郭德綱現在當然是做大了,但當年真的差點被反三俗反沒了。
2006年2月23日,農曆丙戊年正月二十六,天多雲。
下午2點,北京曲藝演員聯手倡議抵制”三俗“大會。
對于反三俗,兩年後,郭德綱說,反三俗是對的,反對低俗,媚俗,庸俗對于當今社會極有必要。這話說的太聰明。
但郭德綱話鋒一轉,說利用反三俗挾制同行,以達到自己的目的,這本身便是集三俗之大成。
事隔多年,郭德綱說我想對相聲同行們說一句,你們有意思嗎?
之所以有這些,說到根上,還是因爲相聲之間的派系鬥爭。
近三十年的相聲演員幫派,有三個自成體系的集團。北京的馬季——姜昆體系,侯寶林侯耀文體系和馬三立馬志明的天津系統。
馬季是侯寶林的得意弟子,當時還是傳統力量,不過之後馬季自成體系,培養出了姜昆、馮鞏等幾個新一代的力量,占據了央視春節晚會的舞台。在相聲的第三次高潮——用電視推廣向全國這一過程中,馬季勢力做到了最大,一直到今天,馬季姜昆體系與官方和媒體的關系都是最密切的,姜昆是曲協的主席,馮鞏在青聯的位子不論,馮對于幾個曲藝學校的控制也是相當嚴密的。目前很火的賈玲,就是馮鞏的弟子。
侯寶林派系稍有不同。不過在改革開放後,一切都變了。侯寶林的早逝,讓馬季最終無所顧忌,只剩下“丹朱”一樣的侯耀文,除此之外,侯寶林的關門弟子師勝傑也是侯家勢力的悍將,但師勝傑的根據地主要在東北,與北京沒有太多交際。
但侯耀文依然保有鐵路文工團一片天地,自成獨立王國,與馬季姜昆系統保持微妙的關系,也有討價還價的資本。
北京的相聲以與官方密切而特色,天津則仍舊保佑原先的市井風格的相聲——或者說,原教旨主義的相聲。
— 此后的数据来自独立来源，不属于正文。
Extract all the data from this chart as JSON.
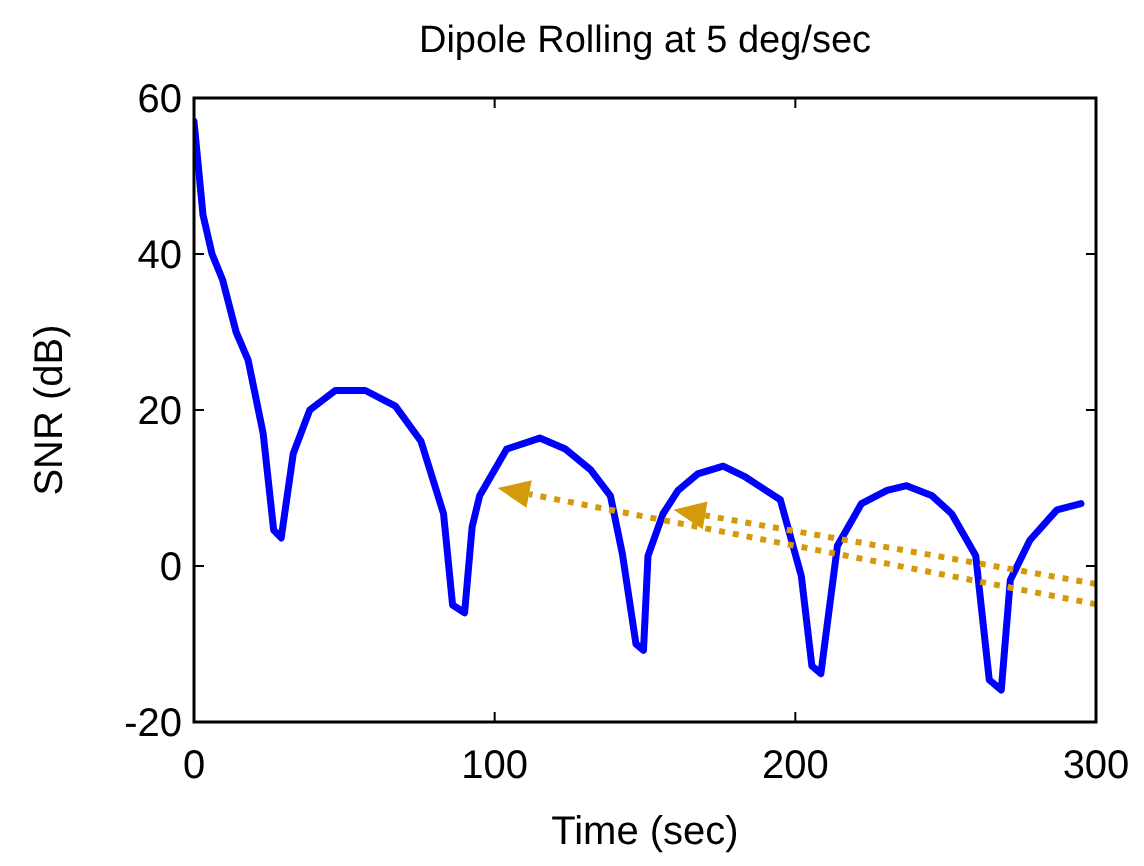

馬三立與他的兒子馬志明,並不在意北京的風光,因此在全國範圍內,他們的名聲、出鏡率也遠遠不如處在政治文化中心——也就是媒體中心的北京那些馬姜侯家那麽高。小圈子裏的小圈子,是天津相聲作爲派系的風格,而原教旨,也就是對傳統相聲的重視,更是天津相聲的特點——這個特點,在郭德綱對傳統相聲的強調中也能看出明顯的天津烙印。
當然,相聲的派系也不僅僅只有這三個,北京的還有北京土著幫,天津幫內部也是山頭林立,北京天津外也有還勢力,不論,這三個派系基本是最主要的。而且,這三個派系相互並非井水不犯河水,自知衰弱的不可避免,侯耀文承侯寶林“遺訓”,拜到早已亡故的天津趙佩茹門下,與天津的李伯祥、高英培等同門,是主動拉近侯體系與天津體系的距離。
郭德綱的出場也就是在這個大背景下。郭德綱在天津學藝,理所當然屬于天津的那些是是非非,但進入北京後,郭德綱需要有個保護人,這時,他就順理成章的投入到了與天津幫交好的侯耀文的門下——這當然會讓天津幫多少有些小小的不滿,但天津幫的不滿並不是郭德綱的威脅,因爲郭德綱的目標是北京和全國的市場,並沒有太關注天津的小圈子。真正不滿的是馬姜的正牌官方體系。
從輩份上來說,郭德綱拜在侯耀文門下,那就是侯寶林的第二代——姜昆從馬季這裏算,其實也是。但從時間上講,郭德綱搞茶館相聲是1996年,在那個時候,姜昆等人早就不說相聲了——或者說,早就不說逗樂的相聲了。郭德綱在2000年以後的逐漸成名,不僅侵占了他們的市場,更讓他們在業內成爲笑柄——當然,也是郭德綱自己相聲的笑柄。
郭德綱甚至據此創作了《我要反三俗》的段子,其中一句話是這樣說的:一定要高雅!知道什麽是高雅嗎?和人民作對。他愛聽不聽,不聽就不聽!活該,死去。
所以到今天,郭德綱沒死,有的人“死”了。